How COVID-19 Marred International Workers’ Day Celebration In A’Ibom

The COVID-19 pandemic has marred the celebration of the 2020 International Workers’ Day globally owing to order for people to strictly observe social distancing as a way of curtailing spread of the virus.
The day is in memory of the comrades who lost their lives in the Haymarket in Chicago, the United States during the struggle for an eight-hour working day in 1885 while COVID-19 burst in Wuhan, China in December 2019.
In Akwa Ibom State, this year’s workers’ day was partially observed at Workers Solidarity Centre, Atan Offot, Uyo with less than 10 persons while Nigeria Labour Congress and Trade Union Congress were represented by their chairpersons.
In the previous years, the day was usually marked by pomp and pageantry amidst scintillating musical tunes offered by a band set, followed by march past by different labour industrial unions, traditional dances and solidarity speeches at Uyo Sports Stadium.
But in this year’s celebration, there was no march past except delivery of a few consolatory messages from a few government functionaries including Governor Udom Emmanuel.
In his solidarity message, Governor Emmanuel hailed Akwa Ibom workers for their resilience and cooperation with the government over the years and during the COVID-19 pandemic lockdown.
Governor Emmanuel who was represented by Elder Effiong Essien announced that his administration has sponsored some civil servants to go on trainings and workshops and expected them to replicate the knowledge for a better and improved civil service.
The Head of the Civil Service, Effiong Essien represented by Mrs Ekaete Ekanem, a Permanent Secretary in the office, thanked the governor for the payment of New Minimum Wage, regular payment of salaries to workers and pensions to retirees, advising them to reciprocate the gesture by working hard to reposition the civil service.

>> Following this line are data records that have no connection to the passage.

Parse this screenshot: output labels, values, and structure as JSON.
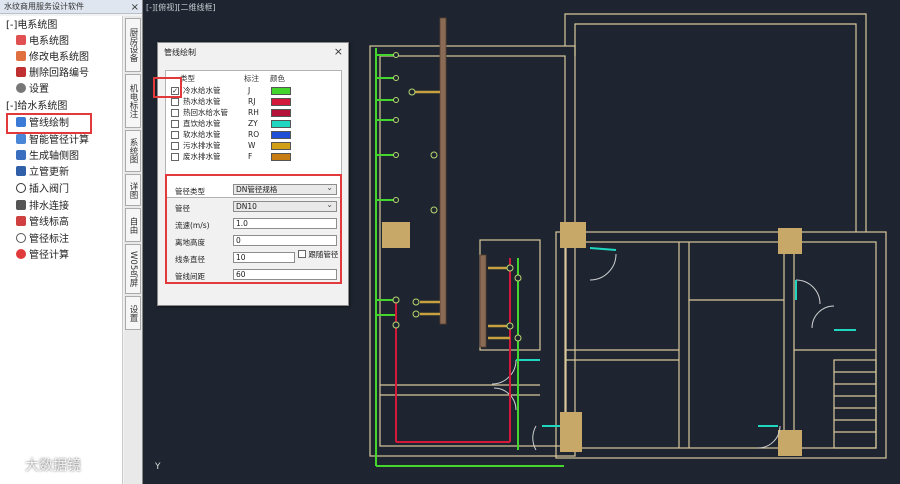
{
  "panel": {
    "title": "水纹商用服务设计软件",
    "close": "×",
    "groups": [
      {
        "label": "[-]电系统图",
        "items": [
          "电系统图",
          "修改电系统图",
          "删除回路编号",
          "设置"
        ]
      },
      {
        "label": "[-]给水系统图",
        "items": [
          "管线绘制",
          "智能管径计算",
          "生成轴侧图",
          "立管更新",
          "插入阀门",
          "排水连接",
          "管线标高",
          "管径标注",
          "管径计算"
        ]
      }
    ],
    "tabs": [
      "厨房设备",
      "机电标注",
      "系统图",
      "详图",
      "自由",
      "W05鸟屏",
      "设置"
    ]
  },
  "canvas": {
    "view_label": "[-][俯视][二维线框]",
    "axis_label": "Y",
    "watermark": "大数据镜"
  },
  "dialog": {
    "title": "管线绘制",
    "close": "×",
    "headers": {
      "type": "类型",
      "code": "标注",
      "color": "颜色"
    },
    "pipes": [
      {
        "name": "冷水给水管",
        "code": "J",
        "color": "#44d62c",
        "checked": true
      },
      {
        "name": "热水给水管",
        "code": "RJ",
        "color": "#d4183a",
        "checked": false
      },
      {
        "name": "热回水给水管",
        "code": "RH",
        "color": "#b5123a",
        "checked": false
      },
      {
        "name": "直饮给水管",
        "code": "ZY",
        "color": "#1fd6c1",
        "checked": false
      },
      {
        "name": "软水给水管",
        "code": "RO",
        "color": "#1f4fd6",
        "checked": false
      },
      {
        "name": "污水排水管",
        "code": "W",
        "color": "#d1a017",
        "checked": false
      },
      {
        "name": "废水排水管",
        "code": "F",
        "color": "#c77d12",
        "checked": false
      }
    ],
    "params": {
      "diameter_type_label": "管径类型",
      "diameter_type_value": "DN管径规格",
      "diameter_label": "管径",
      "diameter_value": "DN10",
      "flow_label": "流速(m/s)",
      "flow_value": "1.0",
      "height_label": "离地高度",
      "height_value": "0",
      "line_dia_label": "线条直径",
      "line_dia_value": "10",
      "follow_label": "跟随管径",
      "spacing_label": "管线间距",
      "spacing_value": "60"
    }
  },
  "colors": {
    "wall": "#d8c89a",
    "column": "#c8a868",
    "cold": "#44d62c",
    "hot": "#d4183a",
    "door": "#1fd6c1",
    "highlight": "#e23a3a"
  }
}
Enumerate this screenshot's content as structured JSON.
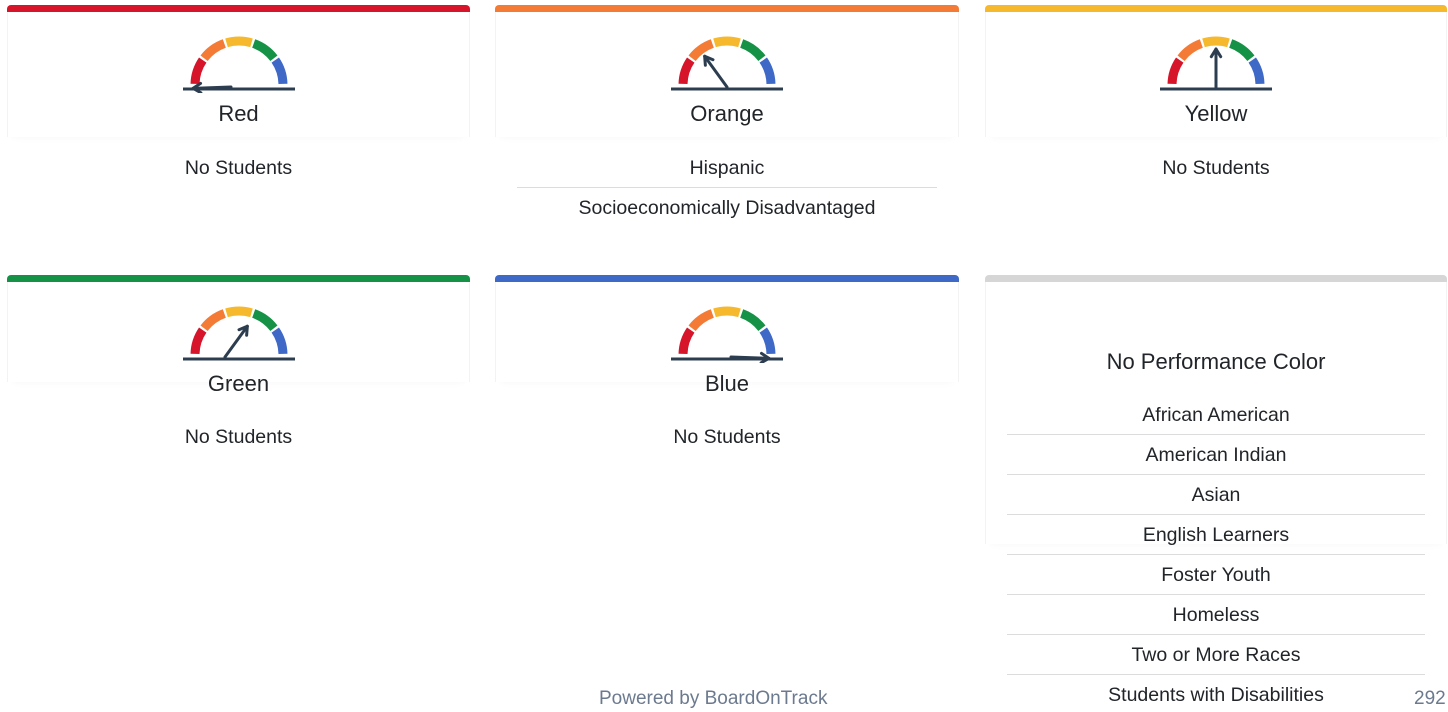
{
  "colors": {
    "red": "#d7152a",
    "orange": "#f47b35",
    "yellow": "#f6b92d",
    "green": "#169246",
    "blue": "#3f69c7",
    "gray": "#d6d6d6",
    "needle": "#2d3d50"
  },
  "cards": {
    "red": {
      "title": "Red",
      "groups": [
        "No Students"
      ],
      "level": 1
    },
    "orange": {
      "title": "Orange",
      "groups": [
        "Hispanic",
        "Socioeconomically Disadvantaged"
      ],
      "level": 2
    },
    "yellow": {
      "title": "Yellow",
      "groups": [
        "No Students"
      ],
      "level": 3
    },
    "green": {
      "title": "Green",
      "groups": [
        "No Students"
      ],
      "level": 4
    },
    "blue": {
      "title": "Blue",
      "groups": [
        "No Students"
      ],
      "level": 5
    },
    "none": {
      "title": "No Performance Color",
      "groups": [
        "African American",
        "American Indian",
        "Asian",
        "English Learners",
        "Foster Youth",
        "Homeless",
        "Two or More Races",
        "Students with Disabilities"
      ]
    }
  },
  "icons": {
    "gauge": "speedometer-gauge-icon"
  },
  "footer": {
    "text": "Powered by BoardOnTrack",
    "page_number": "292"
  }
}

Victor Inoka, the state commissioner for Labour and Manpower Training, noted, “The implementation of national legislation called Minimum Wage Act and its payment of arrears and salaries to all workers in the state public service up to date will remain indelible in the mind of workers.”
Inoka, a professor reiterated “It is in the light of this that we call on all our workers to unite beyond our differences and show unalloyed solidarity and support to the state government to fight the virus and help us resume our lives and secure our return to normalcy.”
Earlier, Sunny James, the chairperson of Akwa Ibom Council of NLC, had saluted all workers in the state for holding tenaciously to the vestige of hope in the midst of challenges posed by the novel coronavirus.
Comrade James observed “This would be the first time in peacetime wherein the annual International Workers Day celebration would be held without the usual pomp and pageantry. Sad as this situation is, it reinforces the reality that this is not  peacetime as the entire world engages in battle with a disease which threatens not only those infected by it, but every other human being, the economy, the social systems as well as the natural environment.”
The state Chairman of Trade Union Congress Chairman in Akwa Ibom, Dominic Abang said in line with the theme of this year’s celebration “60 years of Nationhood, Insecurity, Wage, Poverty and the Future of Workers in Nigeria,” the body joined other unions in celebrating the sacrifices, dedication, and resilience in working for the betterment of humanity.
Abang noted “This year’s commemoration is being observed in a usual way, that most economies, including Nigeria, remains in the lockdown due to the spread of the coronavirus pandemic. Movements have been restricted and social gatherings banned. Social distancing is being observed. The implication is that labour groups cannot celebrate this year’s memorial day in a traditional way of solidarity assemblage, public lecture and thanksgiving.”